Весь Аргос спит. Врата храма закрыты. Жрец ждет у алтаря.
Вдруг
содрогнулись земля и небо, но во всем спящем городе это услышал один только
жрец, неустрашимый и непоколебимый в своем фанатизме. Внезапно, в полном
безмолвии, его объял ослепительный свет. Сквозь широко разверзшийся свод в
сияющей лазури небес предстало ему грозное видение, ужасное и неземное. Ты меня
домогался? А теперь отступаешь? Поздно! Свет непереносим, и ты ослеплен!
Невыразимый голос гремит в храме, – лучше бы его не слышать! Нестерпимое
сияние грозно озаряет колонны, разгораясь все ярче и ярче… Смилуйтесь над ним,
боги, и погасите этот огонь!
Благочестивый
житель Аргоса пришел на рассвете в храм совершить утреннее жертвоприношение.
Ночью была гроза, и молния попала в храм. Алтарь разбит вдребезги, мраморный
пол вокруг растрескался и почернел. Одна статуя Юноны осталась в гордой
неприкосновенности, целомудренная и величавая, а у ее ног лежала кучка белого
пепла. Жреца не было: тот, кто видел, – исчез, и больше его никто не
увидит…
* * *
Чу,
коляска вернулась! Запру-ка я секретер да унесу ключи: завтра утром она их
хватится, начнет искать и поневоле придет ко мне. Я уже слышу, как она
спрашивает: «Мистер Мур, вы не видели мои ключи?»
Так она
спросит своим чистым голоском, дрожащим от досады и стыда, что ей приходится
ходить по дому и повторять этот вопрос, может быть, в двадцатый раз. Тогда я ее
помучаю, помедлю, словно раздумывая и припоминая, а когда верну ключи, то уж не
отпущу ее без выговора. Вот еще сумочка с кошельком, перчатка, ручка, печать.

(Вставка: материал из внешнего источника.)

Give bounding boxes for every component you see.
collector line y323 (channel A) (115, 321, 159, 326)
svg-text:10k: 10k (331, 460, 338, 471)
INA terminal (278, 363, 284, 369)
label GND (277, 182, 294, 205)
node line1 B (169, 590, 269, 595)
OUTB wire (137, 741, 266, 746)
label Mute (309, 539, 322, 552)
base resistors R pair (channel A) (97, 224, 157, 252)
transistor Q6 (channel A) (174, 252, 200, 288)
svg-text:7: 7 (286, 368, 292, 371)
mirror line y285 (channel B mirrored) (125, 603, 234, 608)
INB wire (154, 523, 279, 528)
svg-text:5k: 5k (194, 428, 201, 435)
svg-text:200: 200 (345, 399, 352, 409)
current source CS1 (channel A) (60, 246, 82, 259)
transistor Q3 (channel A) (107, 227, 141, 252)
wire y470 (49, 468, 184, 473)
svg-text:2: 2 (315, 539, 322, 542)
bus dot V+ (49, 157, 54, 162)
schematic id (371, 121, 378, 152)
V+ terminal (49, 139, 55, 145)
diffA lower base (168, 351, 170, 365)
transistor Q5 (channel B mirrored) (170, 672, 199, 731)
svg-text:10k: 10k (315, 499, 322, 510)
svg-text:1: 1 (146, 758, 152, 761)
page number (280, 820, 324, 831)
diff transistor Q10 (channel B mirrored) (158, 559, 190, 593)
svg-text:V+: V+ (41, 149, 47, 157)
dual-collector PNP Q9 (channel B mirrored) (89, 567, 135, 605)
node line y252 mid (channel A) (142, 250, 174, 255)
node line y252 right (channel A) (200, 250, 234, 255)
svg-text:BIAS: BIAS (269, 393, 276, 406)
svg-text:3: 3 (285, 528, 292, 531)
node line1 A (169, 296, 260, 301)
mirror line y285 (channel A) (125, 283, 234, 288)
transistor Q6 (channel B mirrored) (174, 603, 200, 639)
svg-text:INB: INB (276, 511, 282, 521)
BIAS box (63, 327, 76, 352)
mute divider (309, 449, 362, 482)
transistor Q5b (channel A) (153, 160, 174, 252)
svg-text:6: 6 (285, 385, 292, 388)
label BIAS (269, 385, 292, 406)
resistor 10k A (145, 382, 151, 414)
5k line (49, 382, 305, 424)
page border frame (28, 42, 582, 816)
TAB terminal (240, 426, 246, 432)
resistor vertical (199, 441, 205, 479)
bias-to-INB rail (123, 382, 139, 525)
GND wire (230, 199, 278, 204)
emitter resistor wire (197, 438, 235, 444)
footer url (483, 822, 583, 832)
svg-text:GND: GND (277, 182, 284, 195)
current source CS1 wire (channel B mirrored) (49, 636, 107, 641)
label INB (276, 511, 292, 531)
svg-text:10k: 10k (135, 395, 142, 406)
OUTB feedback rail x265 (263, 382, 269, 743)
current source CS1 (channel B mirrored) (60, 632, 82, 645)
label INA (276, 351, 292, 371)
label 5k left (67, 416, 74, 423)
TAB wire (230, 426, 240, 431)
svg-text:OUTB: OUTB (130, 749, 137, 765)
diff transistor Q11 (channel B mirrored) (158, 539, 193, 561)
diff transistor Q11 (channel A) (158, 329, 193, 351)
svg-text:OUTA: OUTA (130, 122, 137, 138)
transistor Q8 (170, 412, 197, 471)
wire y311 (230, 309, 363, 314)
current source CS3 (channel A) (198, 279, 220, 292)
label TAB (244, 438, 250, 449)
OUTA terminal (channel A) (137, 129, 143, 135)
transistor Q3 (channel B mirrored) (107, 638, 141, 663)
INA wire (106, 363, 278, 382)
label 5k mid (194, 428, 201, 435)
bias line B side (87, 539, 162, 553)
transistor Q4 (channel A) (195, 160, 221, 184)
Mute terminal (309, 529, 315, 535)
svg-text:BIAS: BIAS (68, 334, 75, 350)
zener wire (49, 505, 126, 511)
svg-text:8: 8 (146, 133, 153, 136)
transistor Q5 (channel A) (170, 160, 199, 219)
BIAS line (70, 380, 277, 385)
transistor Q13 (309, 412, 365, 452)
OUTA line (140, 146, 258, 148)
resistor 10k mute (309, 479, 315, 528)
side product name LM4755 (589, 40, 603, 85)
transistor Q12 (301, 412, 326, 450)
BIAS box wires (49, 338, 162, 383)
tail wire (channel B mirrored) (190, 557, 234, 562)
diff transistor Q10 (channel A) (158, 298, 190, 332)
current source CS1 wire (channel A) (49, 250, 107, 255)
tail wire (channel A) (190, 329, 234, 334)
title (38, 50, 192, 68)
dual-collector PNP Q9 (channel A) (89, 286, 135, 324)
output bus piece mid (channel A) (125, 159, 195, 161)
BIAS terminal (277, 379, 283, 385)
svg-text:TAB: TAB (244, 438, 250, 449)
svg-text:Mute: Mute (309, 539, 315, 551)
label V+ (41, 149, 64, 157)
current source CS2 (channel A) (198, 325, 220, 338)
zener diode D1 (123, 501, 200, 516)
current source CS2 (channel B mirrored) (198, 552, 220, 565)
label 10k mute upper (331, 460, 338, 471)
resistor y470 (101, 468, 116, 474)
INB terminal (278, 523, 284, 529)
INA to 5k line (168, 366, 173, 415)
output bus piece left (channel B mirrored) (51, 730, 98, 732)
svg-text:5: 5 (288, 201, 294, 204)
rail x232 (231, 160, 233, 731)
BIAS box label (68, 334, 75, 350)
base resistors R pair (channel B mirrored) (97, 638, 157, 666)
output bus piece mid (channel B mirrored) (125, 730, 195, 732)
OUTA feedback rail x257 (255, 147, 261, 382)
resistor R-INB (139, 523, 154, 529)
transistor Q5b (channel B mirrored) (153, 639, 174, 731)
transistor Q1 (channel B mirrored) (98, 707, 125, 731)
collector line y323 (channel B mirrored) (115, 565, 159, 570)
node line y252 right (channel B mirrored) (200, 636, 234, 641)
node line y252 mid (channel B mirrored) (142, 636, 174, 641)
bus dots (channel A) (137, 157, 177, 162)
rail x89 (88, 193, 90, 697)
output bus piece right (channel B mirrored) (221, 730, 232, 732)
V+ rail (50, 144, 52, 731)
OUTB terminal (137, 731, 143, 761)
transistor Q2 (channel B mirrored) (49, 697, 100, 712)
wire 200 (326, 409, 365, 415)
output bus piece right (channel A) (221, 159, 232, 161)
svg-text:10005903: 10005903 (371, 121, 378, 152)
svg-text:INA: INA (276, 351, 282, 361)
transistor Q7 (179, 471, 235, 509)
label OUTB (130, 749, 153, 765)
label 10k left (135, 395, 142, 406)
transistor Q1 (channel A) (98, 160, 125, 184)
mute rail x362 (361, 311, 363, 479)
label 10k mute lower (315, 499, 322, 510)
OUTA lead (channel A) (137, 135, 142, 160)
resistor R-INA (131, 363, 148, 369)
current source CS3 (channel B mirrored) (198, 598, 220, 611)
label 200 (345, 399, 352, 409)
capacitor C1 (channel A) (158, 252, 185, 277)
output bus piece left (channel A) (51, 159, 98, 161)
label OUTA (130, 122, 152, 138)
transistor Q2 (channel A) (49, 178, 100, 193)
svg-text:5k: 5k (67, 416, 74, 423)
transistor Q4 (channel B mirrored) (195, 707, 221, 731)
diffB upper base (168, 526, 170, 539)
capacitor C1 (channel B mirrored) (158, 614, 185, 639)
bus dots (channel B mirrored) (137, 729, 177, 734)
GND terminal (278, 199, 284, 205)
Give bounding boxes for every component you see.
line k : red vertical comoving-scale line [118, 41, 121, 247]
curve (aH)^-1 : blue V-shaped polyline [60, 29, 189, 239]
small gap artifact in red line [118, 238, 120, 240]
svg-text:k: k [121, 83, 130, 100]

Все это я отдам ей не сразу, постепенно, только когда она сама признается,
покается и попросит. Я до сих пор не осмеливался прикоснуться к ее руке, к ее
локонам, даже к банту на ее платье; теперь я вознагражу себя за это. Все черты
ее лица, выражение ее огромных глаз и нежных губ будут меняться по моей воле, и
я наслажусь всем их восхитительным многообразием. Зрелище это даст мне счастье,
восторг, а может быть, еще крепче и безнадежнее прикует меня к ней. Но если уж
суждено мне сделаться ее рабом, то постараюсь хоть продать свою свободу
подороже».
Луи Мур
запер секретер, положил все вещицы Шерли в карман и вышел из гостиной.